The Queensland government says German manufacturer Rheinmetall's new facility west of Brisbane will pay off beyond the initial benefit of its $5 billion Australian defence contract.
The company on Thursday officially announced its Australia-New Zealand headquarters and Military Vehicle Centre of Excellence will be built at Redbank Industrial Estate, near Ipswich.
It comes after the company was this week announced as the winning tender for the Land 400 Phase 2 contract to build military vehicles for the Australian Defence Force, beating out a winning bid from British company BAE Systems which would have been based in Victoria.

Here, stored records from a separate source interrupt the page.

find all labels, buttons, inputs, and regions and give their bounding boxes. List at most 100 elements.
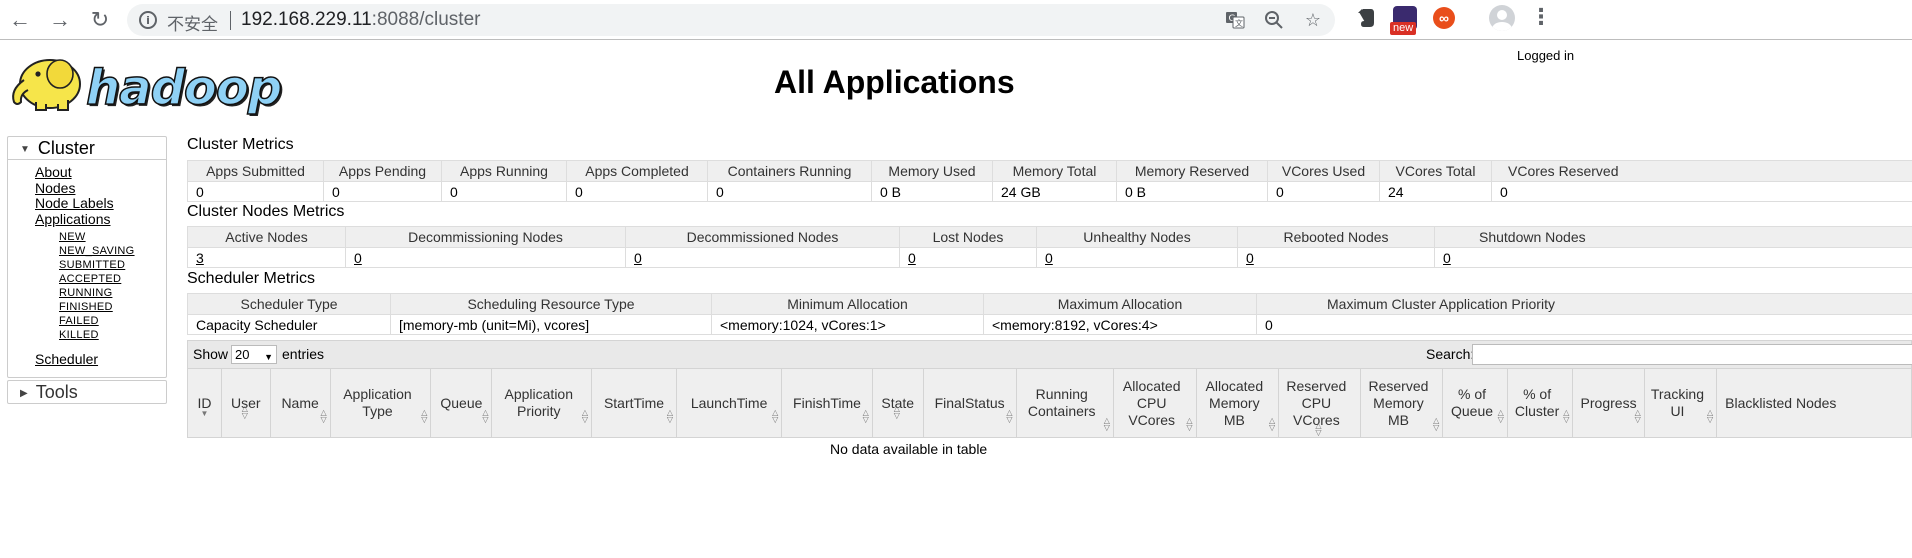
node-metrics-title: Cluster Nodes Metrics xyxy=(187,203,345,220)
scheduler-metrics-header-row: Scheduler Type Scheduling Resource Type … xyxy=(187,293,1912,315)
bookmark-star-icon[interactable]: ☆ xyxy=(1303,10,1323,30)
column-header-percent-of-queue[interactable]: % of Queue △ ▽ xyxy=(1442,368,1508,438)
column-header-id[interactable]: ID ▼ xyxy=(187,368,222,438)
column-header-application-priority[interactable]: Application Priority △ ▽ xyxy=(491,368,593,438)
zoom-icon[interactable] xyxy=(1264,10,1284,30)
nav-state-new[interactable]: NEW xyxy=(59,231,86,243)
lost-nodes-link[interactable]: 0 xyxy=(908,250,916,266)
column-label: Reserved Memory MB xyxy=(1368,377,1429,428)
nav-state-killed[interactable]: KILLED xyxy=(59,329,99,341)
column-label: FinalStatus xyxy=(934,394,1005,411)
nav-link-node-labels[interactable]: Node Labels xyxy=(35,195,114,211)
browser-toolbar: ← → ↻ i 不安全 192.168.229.11:8088/cluster … xyxy=(0,0,1912,40)
column-header-user[interactable]: User △ ▽ xyxy=(220,368,271,438)
sort-icon: △ ▽ xyxy=(772,408,779,424)
empty-table-message: No data available in table xyxy=(830,441,988,457)
sort-icon: △ ▽ xyxy=(862,408,869,424)
nav-state-accepted[interactable]: ACCEPTED xyxy=(59,273,121,285)
cluster-metrics-value-row: 0 0 0 0 0 0 B 24 GB 0 B 0 24 0 xyxy=(187,181,1912,202)
sort-icon: △ ▽ xyxy=(421,408,428,424)
tools-nav-header[interactable]: ▶ Tools xyxy=(8,381,166,404)
header-cell: Scheduler Type xyxy=(187,293,391,315)
entries-select-value: 20 xyxy=(235,347,250,362)
nav-link-nodes[interactable]: Nodes xyxy=(35,180,75,196)
nav-link-about[interactable]: About xyxy=(35,164,72,180)
sort-icon: △ ▽ xyxy=(1268,416,1276,432)
infinity-extension-icon[interactable]: ∞ xyxy=(1433,7,1455,29)
forward-arrow-icon[interactable]: → xyxy=(46,6,74,34)
column-label: Tracking UI xyxy=(1650,386,1705,419)
url-text[interactable]: 192.168.229.11:8088/cluster xyxy=(241,9,480,31)
unhealthy-nodes-link[interactable]: 0 xyxy=(1045,250,1053,266)
back-arrow-icon[interactable]: ← xyxy=(6,6,34,34)
column-header-start-time[interactable]: StartTime △ ▽ xyxy=(591,368,677,438)
column-header-name[interactable]: Name △ ▽ xyxy=(269,368,331,438)
scheduler-metrics-title: Scheduler Metrics xyxy=(187,270,316,287)
column-header-queue[interactable]: Queue △ ▽ xyxy=(430,368,493,438)
nav-link-applications[interactable]: Applications xyxy=(35,211,111,227)
sort-icon: △ ▽ xyxy=(1497,408,1504,424)
column-header-percent-of-cluster[interactable]: % of Cluster △ ▽ xyxy=(1506,368,1574,438)
column-header-launch-time[interactable]: LaunchTime △ ▽ xyxy=(675,368,783,438)
nav-state-running[interactable]: RUNNING xyxy=(59,287,112,299)
column-label: % of Cluster xyxy=(1514,386,1560,419)
value-cell: 0 B xyxy=(871,181,993,202)
column-header-finish-time[interactable]: FinishTime △ ▽ xyxy=(781,368,873,438)
decommissioning-nodes-link[interactable]: 0 xyxy=(354,250,362,266)
node-metrics-table: Active Nodes Decommissioning Nodes Decom… xyxy=(187,226,1912,268)
info-icon[interactable]: i xyxy=(139,11,157,29)
header-cell: Active Nodes xyxy=(187,226,346,248)
cluster-nav-panel: ▼ Cluster About Nodes Node Labels Applica… xyxy=(7,136,167,378)
column-header-state[interactable]: State △ ▽ xyxy=(871,368,924,438)
evernote-extension-icon[interactable] xyxy=(1354,6,1378,30)
node-metrics-header-row: Active Nodes Decommissioning Nodes Decom… xyxy=(187,226,1912,248)
rebooted-nodes-link[interactable]: 0 xyxy=(1246,250,1254,266)
scheduler-metrics-value-row: Capacity Scheduler [memory-mb (unit=Mi),… xyxy=(187,314,1912,335)
column-header-reserved-cpu-vcores[interactable]: Reserved CPU VCores △ ▽ xyxy=(1278,368,1361,438)
column-header-allocated-cpu-vcores[interactable]: Allocated CPU VCores △ ▽ xyxy=(1112,368,1197,438)
entries-per-page-select[interactable]: 20 ▼ xyxy=(231,345,277,364)
value-cell: 0 xyxy=(1491,181,1912,202)
column-header-progress[interactable]: Progress △ ▽ xyxy=(1572,368,1645,438)
insecure-label: 不安全 xyxy=(167,15,218,35)
column-header-reserved-memory-mb[interactable]: Reserved Memory MB △ ▽ xyxy=(1359,368,1444,438)
column-header-tracking-ui[interactable]: Tracking UI △ ▽ xyxy=(1643,368,1718,438)
header-cell: VCores Total xyxy=(1379,160,1492,182)
hadoop-logo: hadoop hadoop xyxy=(8,50,288,118)
column-label: Queue xyxy=(440,394,483,411)
header-cell: Memory Used xyxy=(871,160,993,182)
reload-icon[interactable]: ↻ xyxy=(86,6,114,34)
active-nodes-link[interactable]: 3 xyxy=(196,250,204,266)
header-cell: Memory Total xyxy=(992,160,1117,182)
translate-icon[interactable]: G文 xyxy=(1225,10,1245,30)
column-header-application-type[interactable]: Application Type △ ▽ xyxy=(329,368,432,438)
cluster-nav-header[interactable]: ▼ Cluster xyxy=(8,137,166,160)
header-cell: Decommissioned Nodes xyxy=(625,226,900,248)
menu-kebab-icon[interactable]: ⋮ xyxy=(1530,4,1552,30)
address-divider xyxy=(230,11,231,30)
address-bar[interactable]: i 不安全 192.168.229.11:8088/cluster G文 ☆ xyxy=(127,4,1335,36)
decommissioned-nodes-link[interactable]: 0 xyxy=(634,250,642,266)
nav-link-scheduler[interactable]: Scheduler xyxy=(35,351,98,367)
nav-state-new-saving[interactable]: NEW_SAVING xyxy=(59,245,135,257)
nav-state-failed[interactable]: FAILED xyxy=(59,315,99,327)
column-header-running-containers[interactable]: Running Containers △ ▽ xyxy=(1015,368,1114,438)
header-cell: Decommissioning Nodes xyxy=(345,226,626,248)
column-header-final-status[interactable]: FinalStatus △ ▽ xyxy=(922,368,1017,438)
column-header-blacklisted-nodes[interactable]: Blacklisted Nodes xyxy=(1716,368,1912,438)
profile-avatar-icon[interactable] xyxy=(1489,5,1515,31)
shutdown-nodes-link[interactable]: 0 xyxy=(1443,250,1451,266)
entries-label: entries xyxy=(282,346,325,362)
column-label: % of Queue xyxy=(1450,386,1494,419)
header-cell: Maximum Allocation xyxy=(983,293,1257,315)
nav-state-submitted[interactable]: SUBMITTED xyxy=(59,259,125,271)
nav-state-finished[interactable]: FINISHED xyxy=(59,301,113,313)
sort-icon: △ ▽ xyxy=(1707,408,1714,424)
value-cell: 0 xyxy=(1036,247,1238,268)
svg-text:文: 文 xyxy=(1235,18,1243,28)
search-input[interactable] xyxy=(1472,344,1912,365)
value-cell: <memory:8192, vCores:4> xyxy=(983,314,1257,335)
tools-nav-panel: ▶ Tools xyxy=(7,380,167,404)
value-cell: 0 xyxy=(566,181,708,202)
column-header-allocated-memory-mb[interactable]: Allocated Memory MB △ ▽ xyxy=(1195,368,1280,438)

Around $1.8 billion out of the total contract will be spent in Queensland, which Queensland State Development Minister Cameron Dick said would flow on in multiple ways.
"What it does is provide the sustainability and capacity for small businesses," Mr Dick told reporters on Thursday.
"They might build one part of this, a small part, but what that does is give confidence for their business into the future."
It's also hoped once the centre is up and running it will prove attractive for future defence contracts.
Rheinmetall has already announced it will vie for Phase 3 of the Land 400 initiative, which is potentially worth $15 billion.
It comes as a war of words erupts over who gets to take credit for the military project.
The Queensland Labor government worked closely with Rheinmetall to develop the bid, and the company acknowledged their efforts in putting the proposal together.
But a group of federal Queensland Liberal National MPs, calling themselves "Team Queensland" claim they were the ones who lobbied Prime Minister Malcolm Turnbull to greenlight the project.
Queensland LNP Opposition Leader Deb Frecklington on Thursday also claimed some responsibility for securing the contract.
"My LNP state team, we've always been very supportive of it and that is why we continued to lobby our prime minister and the defence minister to make sure Queensland won out," Ms Frecklington said.
Mr Dick accused Ms Frecklington of showing up at the last minute to take credit for work she hadn't done.
"We've been running this party for three years, and Deb Frecklington comes in at two minutes to midnight wanting to crack open the champagne bottle," he said.